Savaşın Ekonomik Etkileri
Gerçek insan maliyetini bir kenara bırakırsak, savaşın ciddi ekonomik maliyetleri de vardır. Altyapıya zarar, çalışan nüfusta düşüş, enflasyon, kıtlık, belirsizlik, borçta artış ve normal ekonomik aktivitede bozulma bunlardan bazılarıdır. Bazı açılardan savaş, iş dünyası için talep, istihdam, yenilik ve kar yaratma açısından faydalı görünebilir (özellikle savaş başka ülkelerde olduğunda). ‘Kırık pencere yanılgısının’ farkında olarak – savaşa para harcadığımızda, bu talep yaratır, ancak aynı zamanda büyük bir fırsat maliyetini de temsil eder – bombalar inşa etmek ve yıkılan şehirleri yeniden inşa etmek yerine, bu parayı eğitim veya sağlık hizmetlerini iyileştirmek için kullanabilirdik . Örneğin, Irak savaşının fırsat maliyetinin 2009 yılı sonunda 860 milyar dolar olduğu tahmin ediliyor.
Savaş ve Enflasyon
Çoğu durumda, savaş enflasyona yol açabilir – bu da insanların tasarruflarının kaybolmasına, belirsizliğin artmasına ve finansal sisteme olan güvenin kaybolmasına yol açar.
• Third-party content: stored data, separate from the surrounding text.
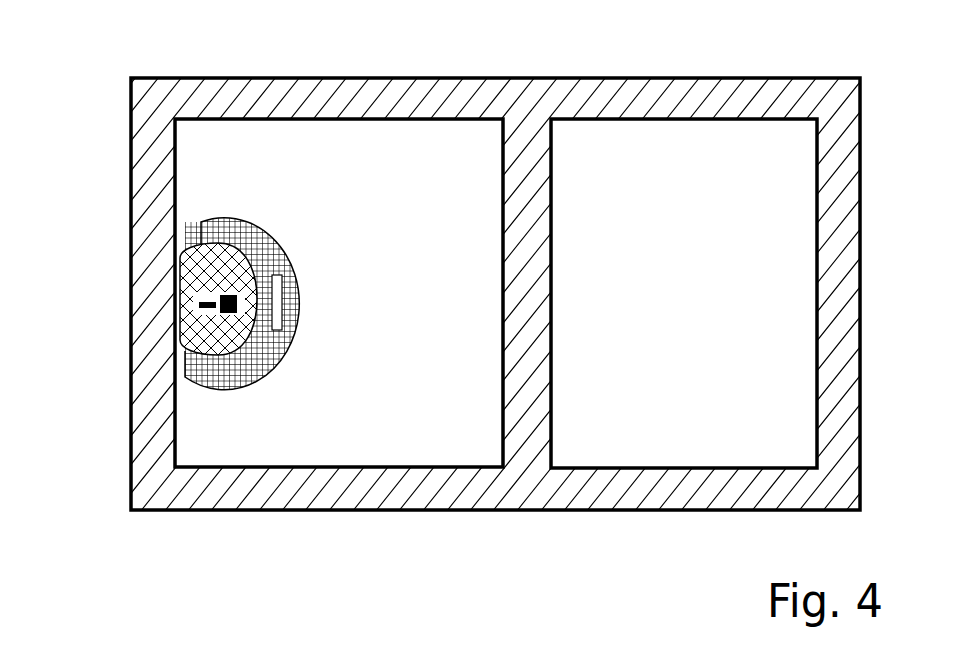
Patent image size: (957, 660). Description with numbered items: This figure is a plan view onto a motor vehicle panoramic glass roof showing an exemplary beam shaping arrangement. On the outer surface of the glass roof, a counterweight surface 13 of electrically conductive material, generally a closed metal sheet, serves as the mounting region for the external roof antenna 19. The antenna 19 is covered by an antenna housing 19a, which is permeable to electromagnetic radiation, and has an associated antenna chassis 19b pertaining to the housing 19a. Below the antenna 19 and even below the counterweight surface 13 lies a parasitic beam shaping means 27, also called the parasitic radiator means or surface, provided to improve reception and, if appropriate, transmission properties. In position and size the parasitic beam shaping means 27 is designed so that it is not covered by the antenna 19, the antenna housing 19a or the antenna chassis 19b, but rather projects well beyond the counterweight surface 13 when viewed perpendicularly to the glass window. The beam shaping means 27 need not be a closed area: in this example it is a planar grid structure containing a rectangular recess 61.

The counterweight surface 13 is at (210, 268).
The antenna 19 is at (207, 319).
The antenna housing 19a is at (224, 318).
The antenna chassis 19b is at (205, 312).
The parasitic beam shaping means 27 is at (258, 358).
The rectangular recess 61 is at (277, 299).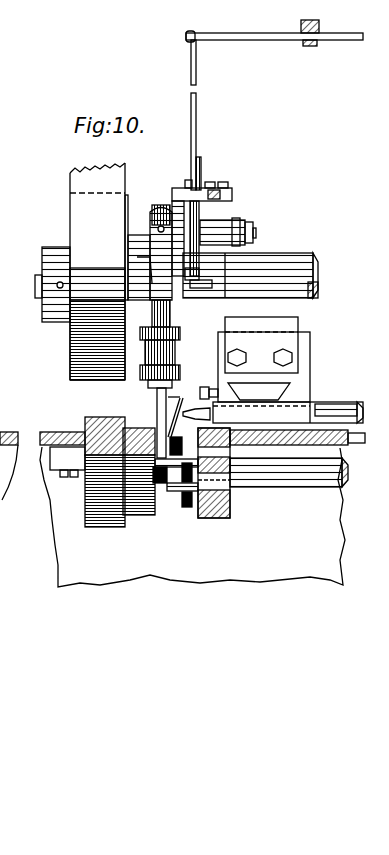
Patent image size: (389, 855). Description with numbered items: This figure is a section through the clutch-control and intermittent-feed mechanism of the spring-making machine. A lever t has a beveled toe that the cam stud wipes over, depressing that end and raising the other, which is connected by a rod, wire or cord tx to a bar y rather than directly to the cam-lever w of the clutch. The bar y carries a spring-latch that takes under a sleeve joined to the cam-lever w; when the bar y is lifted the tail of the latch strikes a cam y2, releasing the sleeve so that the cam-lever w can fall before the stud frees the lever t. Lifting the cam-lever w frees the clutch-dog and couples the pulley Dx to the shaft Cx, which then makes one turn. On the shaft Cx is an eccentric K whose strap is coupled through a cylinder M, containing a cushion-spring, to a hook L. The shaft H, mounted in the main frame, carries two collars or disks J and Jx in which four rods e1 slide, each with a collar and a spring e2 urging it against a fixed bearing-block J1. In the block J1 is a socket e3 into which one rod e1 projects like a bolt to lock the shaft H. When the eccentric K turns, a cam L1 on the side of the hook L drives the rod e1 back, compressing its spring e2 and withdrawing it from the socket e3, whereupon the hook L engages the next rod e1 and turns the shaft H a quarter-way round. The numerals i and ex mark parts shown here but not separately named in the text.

The lever t is at (270, 37).
The rod, wire, or cord tx is at (197, 124).
The cam y2 is at (202, 163).
The bar y is at (180, 240).
The cam-lever w is at (232, 218).
The shaft i is at (184, 242).
The pulley Dx is at (76, 210).
The shaft Cx is at (35, 285).
The eccentric K is at (156, 208).
The cylinder M is at (180, 351).
The hook L is at (157, 413).
The cam L1 is at (183, 403).
The socket e3 is at (113, 432).
The shaft H is at (294, 480).
The fixed bearing-block J1 is at (96, 527).
The collar or disk J is at (145, 515).
The collar or disk Jx is at (226, 520).
The bolt ex is at (121, 460).
The rod e1 is at (178, 503).
The spring e2 is at (198, 510).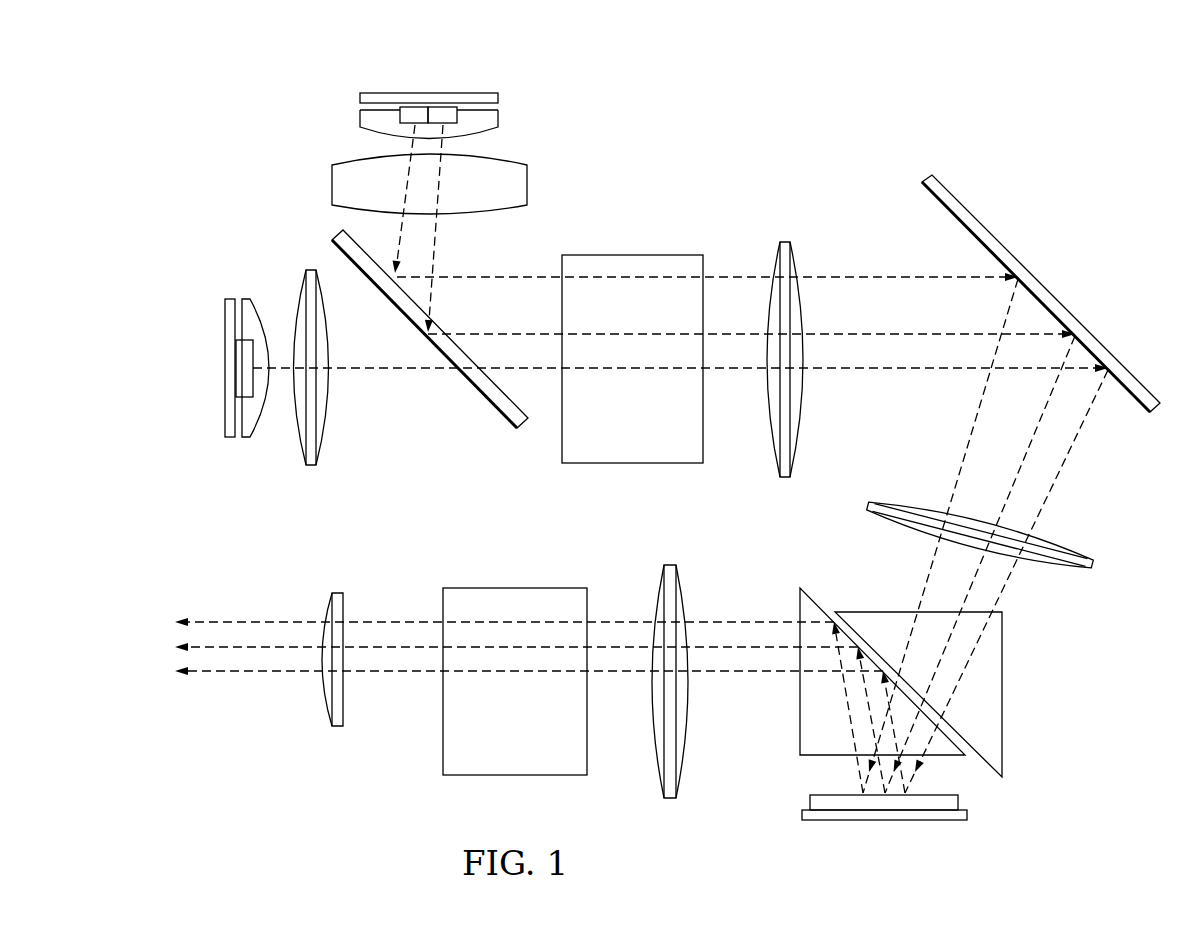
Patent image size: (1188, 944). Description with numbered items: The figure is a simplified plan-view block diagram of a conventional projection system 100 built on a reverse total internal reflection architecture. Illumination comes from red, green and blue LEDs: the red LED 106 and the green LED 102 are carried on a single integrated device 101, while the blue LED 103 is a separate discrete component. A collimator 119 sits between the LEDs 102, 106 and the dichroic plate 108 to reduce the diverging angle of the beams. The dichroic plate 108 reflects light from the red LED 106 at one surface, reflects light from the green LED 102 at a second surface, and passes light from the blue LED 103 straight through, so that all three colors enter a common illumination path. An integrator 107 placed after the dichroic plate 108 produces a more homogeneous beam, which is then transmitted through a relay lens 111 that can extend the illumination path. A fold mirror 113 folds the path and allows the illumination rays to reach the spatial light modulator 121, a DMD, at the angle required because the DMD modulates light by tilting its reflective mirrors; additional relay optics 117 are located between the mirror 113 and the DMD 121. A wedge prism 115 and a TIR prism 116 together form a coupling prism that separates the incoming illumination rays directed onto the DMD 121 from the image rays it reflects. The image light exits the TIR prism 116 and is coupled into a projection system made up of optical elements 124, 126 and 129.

The projection system 100 is at (1030, 112).
The light source unit 101 is at (360, 116).
The green LED 102 is at (447, 107).
The blue LED 103 is at (243, 358).
The red LED 106 is at (410, 107).
The integrator 107 is at (632, 255).
The dichroic plate 108 is at (475, 390).
The relay lens 111 is at (785, 242).
The fold mirror 113 is at (977, 218).
The wedge prism 115 is at (1002, 695).
The TIR prism 116 is at (800, 723).
The relay optics 117 is at (1093, 565).
The collimator 119 is at (332, 187).
The spatial light modulator 121 is at (882, 820).
The optical element 124 is at (668, 800).
The optical element 126 is at (513, 777).
The optical element 129 is at (337, 727).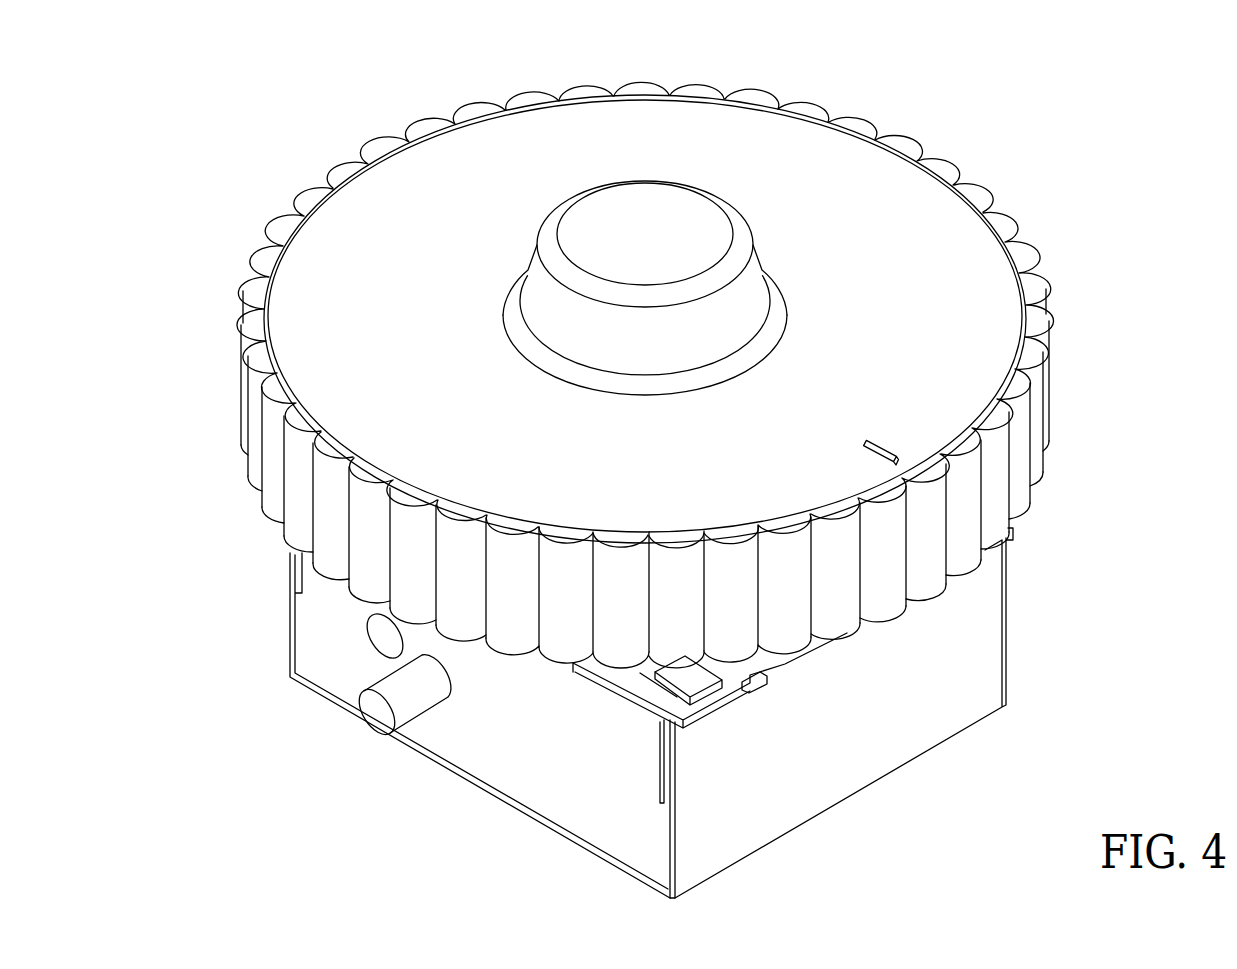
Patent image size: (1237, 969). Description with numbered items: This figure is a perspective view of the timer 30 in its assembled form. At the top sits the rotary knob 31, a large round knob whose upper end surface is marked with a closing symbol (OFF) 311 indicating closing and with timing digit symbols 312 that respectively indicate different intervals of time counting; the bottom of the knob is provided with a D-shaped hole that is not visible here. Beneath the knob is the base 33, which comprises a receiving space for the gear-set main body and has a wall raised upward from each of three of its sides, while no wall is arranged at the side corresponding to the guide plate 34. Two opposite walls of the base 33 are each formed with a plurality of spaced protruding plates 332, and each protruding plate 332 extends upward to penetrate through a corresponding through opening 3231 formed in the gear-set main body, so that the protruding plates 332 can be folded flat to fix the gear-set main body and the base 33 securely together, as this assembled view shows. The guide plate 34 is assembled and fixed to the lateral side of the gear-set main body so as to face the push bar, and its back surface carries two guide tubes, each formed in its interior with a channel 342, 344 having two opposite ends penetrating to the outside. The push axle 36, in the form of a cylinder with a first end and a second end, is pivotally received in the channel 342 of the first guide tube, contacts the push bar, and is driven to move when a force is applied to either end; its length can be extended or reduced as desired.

Örneğin, ABD iç savaşında Konfederasyon, savaşın maliyetini karşılamak için finansal olarak mücadele etti. Bu nedenle asker maaşlarını ödemek için para basmaya başladılar. Ama onlar para bastıkça paranın değeri kısa sürede düştü. Yüksek enflasyon, tasarruflarının değerinin silindiğini gördükleri için en çok orta gelirli tasarruf sahiplerini vurur.
İkinci Dünya Savaşı sırasında; ekonomi tam kapasiteye yakın çalıştığı için enflasyonda bir artış gördü. Yüksek hükümet harcamaları ve işçi sıkıntısı enflasyonist baskılar gördü. Savaş sırasında ekonomi; mal ve hizmet kıtlığı ve petrol gibi hammadde fiyatlarının artması nedeniyle maliyet enflasyonu yaşayabilir.
Bir ülke savaştan harap olursa ve mal üretme kapasitesi keskin bir şekilde azalırsa; hükümetler mal eksikliğini gidermek için umutsuzca para bastıkça hiperenflasyon koşulları yaratabilmektedir. Örneğin, 1946’da harap bir ekonomiyle Macaristan ve Avusturya, rekor düzeyde yüksek hiperenflasyon oranlarını yaşamıştır.